The Associated Press reported Thursday that in 2008, someone with access to Moreno’s work email account created a profile on an adult website seeking “Men for 1-on-1 sex.” The AP could not definitively confirm that it was created by Moreno himself. Moreno’s attorney said a former intern created the account and provided a statement from the intern, Dan Ricci, who said he created the account as “part of a youth prank.”
Questions about the profile circulated in GOP circles last month, causing frustration among senior Republican operatives about Moreno’s potential vulnerability in a general election, according to seven people directly familiar with discussions about how to handle the matter. . They asked to remain anonymous to avoid conflict with Trump and his allies.
Trump, in his remarks, also accused Biden of posing a threat to Social Security as he continued to clean up comments from an interview earlier this week in which he appeared to openly voice the cuts.
“Your Social Security is going to disappear,” he warned of a second Biden term, even as Biden has pledged to protect and strengthen Social Security as he faces a projected budget shortfall. “You won’t be able to have Social Security with this guy in office because he’s destroying our country’s finances. And that includes Medicare, by the way, and American seniors are going to be in big trouble.”

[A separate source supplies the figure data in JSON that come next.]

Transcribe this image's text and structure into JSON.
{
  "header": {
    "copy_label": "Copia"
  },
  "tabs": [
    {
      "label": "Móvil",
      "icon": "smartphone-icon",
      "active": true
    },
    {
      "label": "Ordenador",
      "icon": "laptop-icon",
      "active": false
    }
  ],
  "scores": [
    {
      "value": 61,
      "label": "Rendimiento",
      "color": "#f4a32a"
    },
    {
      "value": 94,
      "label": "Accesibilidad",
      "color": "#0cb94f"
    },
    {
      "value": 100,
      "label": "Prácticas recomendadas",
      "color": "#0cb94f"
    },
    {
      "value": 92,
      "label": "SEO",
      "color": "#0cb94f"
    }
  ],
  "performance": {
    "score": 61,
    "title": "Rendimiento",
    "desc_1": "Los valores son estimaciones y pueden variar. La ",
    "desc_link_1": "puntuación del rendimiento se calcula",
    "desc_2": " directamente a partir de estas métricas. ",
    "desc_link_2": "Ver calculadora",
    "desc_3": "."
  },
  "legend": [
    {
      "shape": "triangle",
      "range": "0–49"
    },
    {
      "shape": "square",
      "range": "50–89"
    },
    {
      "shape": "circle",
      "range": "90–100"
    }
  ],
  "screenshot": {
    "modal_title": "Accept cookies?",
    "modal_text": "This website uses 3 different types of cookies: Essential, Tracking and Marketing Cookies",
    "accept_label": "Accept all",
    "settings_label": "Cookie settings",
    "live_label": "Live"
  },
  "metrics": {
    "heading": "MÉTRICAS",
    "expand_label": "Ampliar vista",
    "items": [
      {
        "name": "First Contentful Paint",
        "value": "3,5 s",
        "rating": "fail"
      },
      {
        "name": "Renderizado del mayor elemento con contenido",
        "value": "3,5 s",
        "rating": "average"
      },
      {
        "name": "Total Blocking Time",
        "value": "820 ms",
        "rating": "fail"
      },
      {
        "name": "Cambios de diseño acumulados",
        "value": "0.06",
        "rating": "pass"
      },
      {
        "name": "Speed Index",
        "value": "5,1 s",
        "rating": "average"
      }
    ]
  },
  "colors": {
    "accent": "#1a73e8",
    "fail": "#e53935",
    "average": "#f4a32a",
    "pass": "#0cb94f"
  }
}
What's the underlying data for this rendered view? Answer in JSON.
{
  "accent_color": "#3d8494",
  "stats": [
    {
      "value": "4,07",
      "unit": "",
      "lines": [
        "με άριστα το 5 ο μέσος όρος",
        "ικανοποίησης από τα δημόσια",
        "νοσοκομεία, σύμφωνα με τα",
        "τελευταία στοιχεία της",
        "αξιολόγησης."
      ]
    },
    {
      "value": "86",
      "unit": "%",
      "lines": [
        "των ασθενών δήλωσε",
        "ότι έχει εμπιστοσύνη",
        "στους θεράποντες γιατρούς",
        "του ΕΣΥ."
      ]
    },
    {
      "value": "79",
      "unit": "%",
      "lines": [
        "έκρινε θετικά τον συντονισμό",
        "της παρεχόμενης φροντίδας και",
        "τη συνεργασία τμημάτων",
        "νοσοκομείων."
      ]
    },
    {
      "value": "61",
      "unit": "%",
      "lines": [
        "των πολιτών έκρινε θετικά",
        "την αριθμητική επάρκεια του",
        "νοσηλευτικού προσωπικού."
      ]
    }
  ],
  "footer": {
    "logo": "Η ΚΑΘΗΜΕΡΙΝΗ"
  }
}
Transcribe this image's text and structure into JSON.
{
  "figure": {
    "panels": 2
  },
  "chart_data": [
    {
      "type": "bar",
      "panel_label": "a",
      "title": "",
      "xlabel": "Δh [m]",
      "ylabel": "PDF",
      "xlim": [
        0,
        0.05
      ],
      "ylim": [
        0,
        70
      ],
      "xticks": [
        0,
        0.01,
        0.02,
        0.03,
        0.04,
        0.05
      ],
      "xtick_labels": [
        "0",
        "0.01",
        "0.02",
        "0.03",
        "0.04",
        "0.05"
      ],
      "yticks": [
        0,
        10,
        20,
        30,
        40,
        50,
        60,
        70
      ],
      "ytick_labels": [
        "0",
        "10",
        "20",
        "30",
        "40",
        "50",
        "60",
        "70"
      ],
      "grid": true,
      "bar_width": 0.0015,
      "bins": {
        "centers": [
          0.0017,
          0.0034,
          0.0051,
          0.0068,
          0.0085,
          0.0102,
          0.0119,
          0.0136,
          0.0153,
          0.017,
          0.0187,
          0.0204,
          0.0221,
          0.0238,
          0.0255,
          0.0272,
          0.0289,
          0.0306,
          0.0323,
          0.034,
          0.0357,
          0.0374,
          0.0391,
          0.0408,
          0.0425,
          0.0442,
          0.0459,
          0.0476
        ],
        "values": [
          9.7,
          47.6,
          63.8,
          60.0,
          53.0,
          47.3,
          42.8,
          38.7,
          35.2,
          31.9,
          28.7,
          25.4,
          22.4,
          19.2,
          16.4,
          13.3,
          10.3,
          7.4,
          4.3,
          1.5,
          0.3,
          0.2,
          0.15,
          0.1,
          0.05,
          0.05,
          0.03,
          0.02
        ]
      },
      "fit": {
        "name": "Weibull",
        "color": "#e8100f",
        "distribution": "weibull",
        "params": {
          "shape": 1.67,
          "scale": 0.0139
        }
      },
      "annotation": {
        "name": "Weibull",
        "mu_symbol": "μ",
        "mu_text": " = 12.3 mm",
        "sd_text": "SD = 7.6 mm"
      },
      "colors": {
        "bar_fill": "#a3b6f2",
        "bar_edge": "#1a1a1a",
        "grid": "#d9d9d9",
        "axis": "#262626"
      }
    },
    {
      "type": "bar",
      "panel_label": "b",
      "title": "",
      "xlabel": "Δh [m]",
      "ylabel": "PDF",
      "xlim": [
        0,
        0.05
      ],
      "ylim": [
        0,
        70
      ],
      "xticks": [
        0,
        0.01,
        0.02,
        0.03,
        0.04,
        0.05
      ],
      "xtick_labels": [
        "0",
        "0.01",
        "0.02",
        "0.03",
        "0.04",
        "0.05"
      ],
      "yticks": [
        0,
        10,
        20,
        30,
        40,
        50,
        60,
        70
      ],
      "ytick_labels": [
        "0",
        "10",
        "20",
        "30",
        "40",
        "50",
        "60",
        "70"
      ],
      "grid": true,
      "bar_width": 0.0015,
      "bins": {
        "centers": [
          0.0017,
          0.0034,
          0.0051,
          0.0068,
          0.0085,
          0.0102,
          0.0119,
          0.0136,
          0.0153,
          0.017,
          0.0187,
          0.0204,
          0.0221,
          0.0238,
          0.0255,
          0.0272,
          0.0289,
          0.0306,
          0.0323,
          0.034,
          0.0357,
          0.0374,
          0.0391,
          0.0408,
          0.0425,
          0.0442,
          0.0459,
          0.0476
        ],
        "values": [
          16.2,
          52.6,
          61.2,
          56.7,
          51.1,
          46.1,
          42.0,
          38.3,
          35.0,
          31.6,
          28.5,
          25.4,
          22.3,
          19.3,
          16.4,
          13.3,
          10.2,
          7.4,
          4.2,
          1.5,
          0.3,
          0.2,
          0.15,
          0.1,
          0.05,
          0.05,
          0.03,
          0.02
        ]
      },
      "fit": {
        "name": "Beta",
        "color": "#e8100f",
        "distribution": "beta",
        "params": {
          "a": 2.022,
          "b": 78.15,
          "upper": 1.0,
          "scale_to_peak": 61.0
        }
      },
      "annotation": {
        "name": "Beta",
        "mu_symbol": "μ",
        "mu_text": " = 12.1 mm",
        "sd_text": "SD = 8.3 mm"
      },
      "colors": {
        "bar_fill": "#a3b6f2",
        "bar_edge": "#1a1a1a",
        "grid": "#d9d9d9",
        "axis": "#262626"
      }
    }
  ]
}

“I have promised that I will always keep Social Security, Medicare. We will always keep it. We will never cut it,” he said.
The comments came after Trump, in an interview with CNBC, responded to a question about Social Security, Medicare and Medicaid by saying that “there’s a lot you can do about entitlements and cut and steal. and the mismanagement of rights, the terrible mismanagement of rights. There are so many things and so many things you can do.”
Trump also continued to criticize Biden for his handling of the border and immigration crisis. And he took on Dolan, calling him a “weak RINO” — a Republican in name only — and accusing him of “trying to be the next Mitt Romney.” He also criticized the Dolan family, which owns the Cleveland baseball team, for changing its name from the Cleveland Indians to the Cleveland Guardians.
Trump was joined at the rally by Ohio Sen. JD Vance and South Dakota Gov. Kristi Noem, both of whom have stuck with Moreno and are considered potential vice presidential contenders.
Trump’s decision to endorse Moreno marked a major blow to LaRose, who had gone to great lengths to curry favor with him. Days after entering the Senate race, LaRose endorsed Trump for president — reversing a previous stance that the state’s chief election officer should remain politically neutral. The following month, he fired a longtime trusted aide after old tweets in which the staffer criticized Trump surfaced.
The winner of Tuesday’s primary will face third-term Sen. Sherrod Brown, considered among the nation’s most vulnerable Democrats, in November.
Brown, first elected in 2006 and unchallenged in his primary this year, has managed to hold on to his seat even as the state has shifted to the right. In his most recent re-election in 2018, he defeated then-Rep. Jim Renacci by almost 7 percentage points. Two years later, Ohio voted for then-President Trump by 8 points.